発足編10 謎のサイト発見! その名もSK探偵事務所!?
発足編のあとにサブタイトルを付けることにしました!
鍛冶ガール必須アイテムをズラリとテーブルに置いた咲良、姫子、そして四季彩はパソコンに夢中であった。
咲良は足軽がちょちょいと作ったホームページの雛型をもっと派手にしたいと述べ、姫子は可愛い感じにしたいと主張。
四季彩はお習字のような文字にしたらどうかと、点でバラバラであった。
(いやちょっと待とう! この妙な道具について説明は始まらないのかい?)
空気のような存在、足軽教諭は部室内の一角で脱力しながらも、生き生きと活発に部活に勤しむ美少女らを見詰めたが、いつの間にか部室内に溶け込んでいた海野教諭を見付けるとびくついた。
「あ、あれ? 海野先生、いつの間に」
「……さっき……」
ぶっきらぼうに答えた海野はおもむろに椅子に腰掛けると、咲良達が持ち込んだ道具らを一心に見詰め、ごにょごにょと呪文のようなものを唱え出した。
(またですか? また説明ナッシング!? ていうか、この先生も相当な変わり者だよな……)
「ねぇ、海鏡! 黒鐵とかその一式をどうするの?!」
相変わらず、パソコンから手を離さない咲良は、モニター越しに顔を出すと海野教諭を本名で呼んだ。
「ダメだぞ。学校では海野先生と尊敬の念を込めて呼べ」
尊敬の念を込めなくてはならなくなった咲良は、それでもお構い無しに同じ質問を繰り返したが、それっきり海野教諭は黙りを決め込むと道具類に集中。
そして咲良はパソコン持ち込みの件について、部長席の左右にかしずく姫子と四季彩に説明し始めた。
「あのね、お姉ちゃんがいつも自宅でパソコン使って仕事してるんだけど、あたしもパソコン使って部を宣伝したくなったんだよね! それに情報収集ってやつもかねてね!」
実はかなり歳が離れた姉がいる咲良。
姉である吉乃は、在宅ワークにパソコンを使用し、どうやら咲良はいつも脇でその風景を見ていたようだ。
「それでね、お姉ちゃんに言ったら快く、このパソコンをくれたんだよ!」
そんなわけあるか、と足軽は心ツッコミをした。
それには理由がある。
見ればそのパソコンは最新機種であり、ツルツルのテカテカ。
まるで新品同様だったからだ。
実際にはかなり無理を言って、半ば強引に学校に持ち込んだであろう咲良は乏しき知識をひけらかした。
「ブラインドタッチっていってね、キーボードを見ないでカタカタって文字を打つところがカッコいいんだよね」
言動からして初心者であることは明々白々、しかしパソコンすら知らなかった姫子と四季彩はいちいちオーバーなリアクションでキャピキャピした。
「やってみて下さい! 咲良さん!」
「そうですよ、何か見せて下さいよ!」
「えっ……」
実際はそんなこと出来るはずはなかったのだが、部長の威厳を保とうと、咲良はひきつった顔をしながらも、適当にキーボードを叩いて見せ、最後にEnterを押した。

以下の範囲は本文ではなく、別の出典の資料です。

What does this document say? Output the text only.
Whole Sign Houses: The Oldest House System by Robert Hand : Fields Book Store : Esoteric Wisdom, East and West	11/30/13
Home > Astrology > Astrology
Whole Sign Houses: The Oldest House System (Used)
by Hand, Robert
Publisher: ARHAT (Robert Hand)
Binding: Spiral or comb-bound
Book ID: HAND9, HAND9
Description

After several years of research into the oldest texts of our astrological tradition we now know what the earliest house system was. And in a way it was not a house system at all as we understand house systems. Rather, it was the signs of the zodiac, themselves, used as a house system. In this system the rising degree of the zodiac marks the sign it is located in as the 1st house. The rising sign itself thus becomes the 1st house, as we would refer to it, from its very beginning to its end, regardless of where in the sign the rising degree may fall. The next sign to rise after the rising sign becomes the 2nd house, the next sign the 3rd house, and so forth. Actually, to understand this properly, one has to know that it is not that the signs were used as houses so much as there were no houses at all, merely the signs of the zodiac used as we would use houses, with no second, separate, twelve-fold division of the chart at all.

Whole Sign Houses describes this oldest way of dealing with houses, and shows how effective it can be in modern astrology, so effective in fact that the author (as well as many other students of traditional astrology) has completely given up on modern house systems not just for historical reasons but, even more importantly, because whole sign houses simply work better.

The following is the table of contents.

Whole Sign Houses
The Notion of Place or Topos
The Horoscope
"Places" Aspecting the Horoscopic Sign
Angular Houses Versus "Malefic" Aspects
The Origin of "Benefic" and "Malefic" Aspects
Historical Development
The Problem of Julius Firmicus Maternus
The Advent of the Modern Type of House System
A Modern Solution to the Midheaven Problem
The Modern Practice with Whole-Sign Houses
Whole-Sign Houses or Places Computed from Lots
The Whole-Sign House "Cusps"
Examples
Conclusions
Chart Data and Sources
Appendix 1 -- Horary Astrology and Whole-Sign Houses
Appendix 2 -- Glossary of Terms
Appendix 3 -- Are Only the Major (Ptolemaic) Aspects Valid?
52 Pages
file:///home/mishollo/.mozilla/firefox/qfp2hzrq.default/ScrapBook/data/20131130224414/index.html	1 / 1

するとどうだ、デタラメに入力したはずの文字はネットに繋がり、見たこともないサイトへとアクセスした。
「凄いですね!」
「なんなのですか!? これは!」
それは咲良が一番知りたかったが、とりあえず閲覧することにしてみた。
「SK探偵事務所……なにこれ……」
どうやらどこぞの探偵事務所のサイトに飛んだようだが、驚いたのはその探偵事務所は怪奇現象やUMAなどのスクープ写真などを惜しげもなく掲載していたことだ。

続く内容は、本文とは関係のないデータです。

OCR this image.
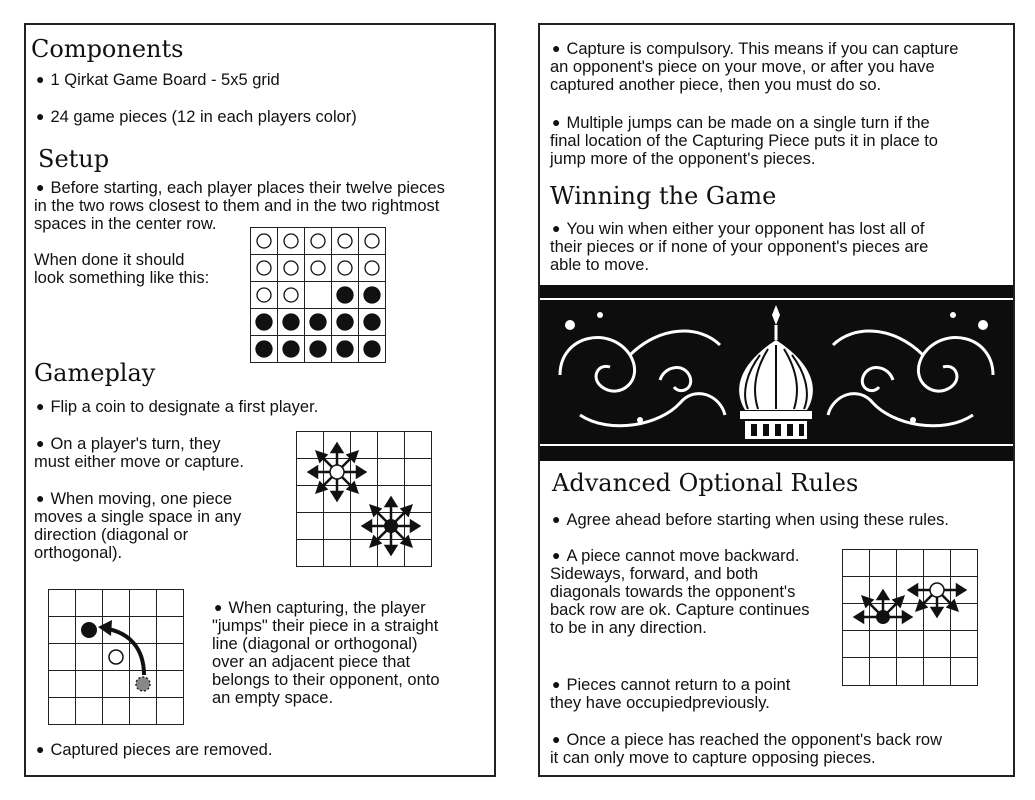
Components
● 1 Qirkat Game Board - 5x5 grid
● 24 game pieces (12 in each players color)
Setup
● Before starting, each player places their twelve pieces
in the two rows closest to them and in the two rightmost
spaces in the center row.
When done it should
look something like this:
Gameplay
● Flip a coin to designate a first player.
● On a player's turn, they
must either move or capture.
● When moving, one piece
moves a single space in any
direction (diagonal or
orthogonal).
● When capturing, the player
"jumps" their piece in a straight
line (diagonal or orthogonal)
over an adjacent piece that
belongs to their opponent, onto
an empty space.
● Captured pieces are removed.
● Capture is compulsory. This means if you can capture
an opponent's piece on your move, or after you have
captured another piece, then you must do so.
● Multiple jumps can be made on a single turn if the
final location of the Capturing Piece puts it in place to
jump more of the opponent's pieces.
Winning the Game
● You win when either your opponent has lost all of
their pieces or if none of your opponent's pieces are
able to move.
Advanced Optional Rules
● Agree ahead before starting when using these rules.
● A piece cannot move backward.
Sideways, forward, and both
diagonals towards the opponent's
back row are ok. Capture continues
to be in any direction.
● Pieces cannot return to a point
they have occupiedpreviously.
● Once a piece has reached the opponent's back row
it can only move to capture opposing pieces.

「あっ! 見て下さい! 例のお相撲さんの写真もありますよ!」
姫子が目敏く見付けたそれは、確かに三条界隈に時々現れる妖怪だかなんだかの力士であった。
そしてそれらの写真はどうやら全て咲良達が暮らす町の風景のように見受けた。
手持ち無沙汰の足軽は気になり、パソコンの画面を覗くと、いきなり大声を張り上げ、流石の海野もビクッと肩を震わした。
「こ、これは! 妖怪・千秋楽!!」
その大声に耳がビンビンとなった咲良らは、突然変異したかのような足軽を見上げた。
「うるっさいなぁもぅ! 何なのー!?」
「ビックリしました足軽先生!」
「鼓膜が破れたかと思いました!」
だがそんなことはお構い無しに妖怪・千秋楽についてベラベラと喋り倒す足軽なのであった。
(特性開眼だな……)
その風景を見ながら海野はそう心の中で呟くと、また作業に戻るのであった。